Nunca había visto discutir a Anna con tanto ímpetu.
«Piensa en una flor», me decía. «Una cosa es verla como una flor. Es azul o amarilla o roja o lila. Tiene pétalos y sépalos, el ovario, el tallo, el pistilo. Puede vivir en los prados o enraizada en las rocas. Otra cosa es verla como la realización de un sueño. Alguien ha imaginado la belleza para nosotros y, para realizarla, ha creado la flor. Antes que cualquier otra cosa, una flor es un don para nuestra mirada.»
«¿Quién te ha enseñado a razonar de una manera tan confusa?»
«A mí me parece muy claro», respondía, bajando la mirada.
Por la mañana, mientras preparaba el desayuno, la oía cantar. Entonces, desde el baño, le gritaba: «¡Apaga la radio!»

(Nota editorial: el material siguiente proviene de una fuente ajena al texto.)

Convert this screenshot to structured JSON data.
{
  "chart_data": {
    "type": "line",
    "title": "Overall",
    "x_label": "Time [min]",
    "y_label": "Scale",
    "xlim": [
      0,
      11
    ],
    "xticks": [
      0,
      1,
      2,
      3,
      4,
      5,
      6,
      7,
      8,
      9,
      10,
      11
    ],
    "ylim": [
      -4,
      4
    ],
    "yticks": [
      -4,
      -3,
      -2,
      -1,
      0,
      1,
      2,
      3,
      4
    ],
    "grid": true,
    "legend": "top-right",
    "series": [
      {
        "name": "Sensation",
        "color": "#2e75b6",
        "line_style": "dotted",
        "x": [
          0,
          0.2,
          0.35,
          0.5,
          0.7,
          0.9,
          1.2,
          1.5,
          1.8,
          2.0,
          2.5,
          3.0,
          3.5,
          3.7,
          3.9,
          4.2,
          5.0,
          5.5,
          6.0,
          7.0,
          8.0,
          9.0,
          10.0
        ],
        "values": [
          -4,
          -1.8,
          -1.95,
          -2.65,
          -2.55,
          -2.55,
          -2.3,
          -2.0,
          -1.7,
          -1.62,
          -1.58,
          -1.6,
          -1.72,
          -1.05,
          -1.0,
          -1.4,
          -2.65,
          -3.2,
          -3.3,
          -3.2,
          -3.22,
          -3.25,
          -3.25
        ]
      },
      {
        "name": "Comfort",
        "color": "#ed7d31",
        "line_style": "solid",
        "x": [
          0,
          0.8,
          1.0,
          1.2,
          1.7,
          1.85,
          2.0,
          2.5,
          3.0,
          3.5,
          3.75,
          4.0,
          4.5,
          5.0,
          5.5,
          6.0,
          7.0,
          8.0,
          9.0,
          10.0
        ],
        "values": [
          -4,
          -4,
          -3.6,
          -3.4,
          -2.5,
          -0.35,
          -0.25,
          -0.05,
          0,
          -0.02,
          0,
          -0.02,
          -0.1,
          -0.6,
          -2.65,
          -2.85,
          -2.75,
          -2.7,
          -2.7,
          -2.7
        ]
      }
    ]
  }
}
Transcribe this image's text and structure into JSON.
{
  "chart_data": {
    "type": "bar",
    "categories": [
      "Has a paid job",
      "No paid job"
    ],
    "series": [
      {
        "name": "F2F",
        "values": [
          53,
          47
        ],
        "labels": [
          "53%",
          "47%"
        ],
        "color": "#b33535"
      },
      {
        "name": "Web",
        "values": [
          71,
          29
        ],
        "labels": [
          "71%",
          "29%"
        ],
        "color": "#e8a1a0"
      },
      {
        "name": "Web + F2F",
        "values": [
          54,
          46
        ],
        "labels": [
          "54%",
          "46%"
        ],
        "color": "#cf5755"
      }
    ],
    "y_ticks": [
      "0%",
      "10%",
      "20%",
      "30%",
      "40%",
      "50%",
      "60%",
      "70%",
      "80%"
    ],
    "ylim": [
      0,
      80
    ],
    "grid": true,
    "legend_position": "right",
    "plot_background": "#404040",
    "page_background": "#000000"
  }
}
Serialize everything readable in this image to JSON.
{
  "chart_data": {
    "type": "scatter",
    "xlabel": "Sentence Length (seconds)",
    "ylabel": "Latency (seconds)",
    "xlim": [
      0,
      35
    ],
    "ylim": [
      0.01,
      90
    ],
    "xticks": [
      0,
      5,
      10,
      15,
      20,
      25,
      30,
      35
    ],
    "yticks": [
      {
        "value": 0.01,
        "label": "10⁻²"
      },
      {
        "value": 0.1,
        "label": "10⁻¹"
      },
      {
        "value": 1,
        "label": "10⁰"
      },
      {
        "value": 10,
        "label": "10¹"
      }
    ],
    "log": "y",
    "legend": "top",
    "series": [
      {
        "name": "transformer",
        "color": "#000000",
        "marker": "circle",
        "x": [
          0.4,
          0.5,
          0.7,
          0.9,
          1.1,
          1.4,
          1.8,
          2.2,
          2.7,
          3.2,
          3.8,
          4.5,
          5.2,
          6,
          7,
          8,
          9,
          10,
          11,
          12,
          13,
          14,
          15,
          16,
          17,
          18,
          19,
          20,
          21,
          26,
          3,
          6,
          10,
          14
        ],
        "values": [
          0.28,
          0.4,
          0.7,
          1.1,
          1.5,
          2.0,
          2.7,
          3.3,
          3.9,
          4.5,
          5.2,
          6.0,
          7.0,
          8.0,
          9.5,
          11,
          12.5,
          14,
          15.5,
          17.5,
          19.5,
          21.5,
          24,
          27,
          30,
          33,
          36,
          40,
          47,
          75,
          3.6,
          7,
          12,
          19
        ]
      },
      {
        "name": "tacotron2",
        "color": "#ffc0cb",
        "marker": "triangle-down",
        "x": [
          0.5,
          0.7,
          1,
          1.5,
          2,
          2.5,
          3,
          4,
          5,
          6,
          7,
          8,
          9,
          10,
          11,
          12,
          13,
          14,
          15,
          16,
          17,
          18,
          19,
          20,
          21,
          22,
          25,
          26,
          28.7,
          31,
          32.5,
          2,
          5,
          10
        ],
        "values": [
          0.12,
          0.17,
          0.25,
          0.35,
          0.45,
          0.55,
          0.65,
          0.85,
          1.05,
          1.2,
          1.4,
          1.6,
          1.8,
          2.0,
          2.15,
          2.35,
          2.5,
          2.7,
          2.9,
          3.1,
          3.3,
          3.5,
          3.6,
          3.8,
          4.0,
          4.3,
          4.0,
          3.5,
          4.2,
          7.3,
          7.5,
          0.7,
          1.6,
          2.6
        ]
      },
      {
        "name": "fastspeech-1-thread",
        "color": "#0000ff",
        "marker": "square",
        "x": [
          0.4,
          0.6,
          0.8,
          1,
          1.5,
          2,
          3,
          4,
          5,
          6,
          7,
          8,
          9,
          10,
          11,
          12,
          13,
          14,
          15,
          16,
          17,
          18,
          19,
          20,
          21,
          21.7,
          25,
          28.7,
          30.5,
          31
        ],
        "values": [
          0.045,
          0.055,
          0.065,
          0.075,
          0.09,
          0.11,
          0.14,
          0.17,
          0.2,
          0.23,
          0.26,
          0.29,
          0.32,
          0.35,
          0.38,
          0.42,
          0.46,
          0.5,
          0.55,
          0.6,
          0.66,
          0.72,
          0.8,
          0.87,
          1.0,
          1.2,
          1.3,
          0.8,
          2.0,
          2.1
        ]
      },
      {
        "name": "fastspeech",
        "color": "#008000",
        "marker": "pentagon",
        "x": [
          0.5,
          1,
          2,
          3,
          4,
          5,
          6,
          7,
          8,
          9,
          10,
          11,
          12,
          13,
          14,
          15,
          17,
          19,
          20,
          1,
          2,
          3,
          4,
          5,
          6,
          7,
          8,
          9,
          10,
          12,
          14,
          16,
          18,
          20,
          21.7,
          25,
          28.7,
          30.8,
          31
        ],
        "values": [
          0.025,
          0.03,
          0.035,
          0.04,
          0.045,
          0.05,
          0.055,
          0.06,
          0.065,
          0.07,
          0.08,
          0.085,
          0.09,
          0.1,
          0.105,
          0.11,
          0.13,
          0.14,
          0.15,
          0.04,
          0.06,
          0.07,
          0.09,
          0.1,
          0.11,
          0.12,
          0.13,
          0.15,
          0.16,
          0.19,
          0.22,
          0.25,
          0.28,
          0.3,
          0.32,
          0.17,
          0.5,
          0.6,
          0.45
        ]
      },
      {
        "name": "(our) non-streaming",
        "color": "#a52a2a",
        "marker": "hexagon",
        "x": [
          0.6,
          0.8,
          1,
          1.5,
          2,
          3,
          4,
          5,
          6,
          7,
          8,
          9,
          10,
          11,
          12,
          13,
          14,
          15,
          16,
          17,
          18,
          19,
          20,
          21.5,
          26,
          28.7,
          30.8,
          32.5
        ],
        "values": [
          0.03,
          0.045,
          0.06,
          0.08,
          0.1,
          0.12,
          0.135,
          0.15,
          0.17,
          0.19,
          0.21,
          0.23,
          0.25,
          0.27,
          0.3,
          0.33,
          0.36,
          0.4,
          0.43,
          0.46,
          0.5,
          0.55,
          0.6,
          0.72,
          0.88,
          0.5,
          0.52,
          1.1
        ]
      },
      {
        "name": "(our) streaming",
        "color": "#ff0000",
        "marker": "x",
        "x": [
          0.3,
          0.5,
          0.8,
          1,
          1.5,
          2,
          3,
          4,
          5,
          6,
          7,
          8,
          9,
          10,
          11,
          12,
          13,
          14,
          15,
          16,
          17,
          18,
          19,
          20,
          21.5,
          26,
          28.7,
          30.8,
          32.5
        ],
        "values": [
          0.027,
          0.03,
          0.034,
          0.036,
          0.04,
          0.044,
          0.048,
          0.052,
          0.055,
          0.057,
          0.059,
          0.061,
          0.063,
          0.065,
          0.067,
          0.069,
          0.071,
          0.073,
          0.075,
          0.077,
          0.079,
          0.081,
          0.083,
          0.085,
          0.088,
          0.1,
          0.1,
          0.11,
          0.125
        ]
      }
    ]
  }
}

¿Dónde estaba mi Anna? ¿Dónde estaba la frágil criatura que, durante años, había dominado mis pensamientos? Ahora podía ocurrir que sólo nos viéramos por la mañana y por la noche. Durante el día éramos dos extraños.
No teniendo que vivir ya entre vallas y túneles, también yo había empezado a tener mi vida. Acababa el trabajo y me entretenía un poco más con mis compañeros, daba un paseo al centro para beber un aperitivo. A veces volvía a casa y la mesa no estaba puesta todavía.
Un compañero, un día, me dijo: «¿Por qué no abres los ojos? Cuando una mujer cambia, sólo hay una razón. Otra persona ha entrado en su vida. Se arregla, se maquilla, canta. ¿No serás tan tonto como para creer que lo hace por las palabras de un viejo fraile?»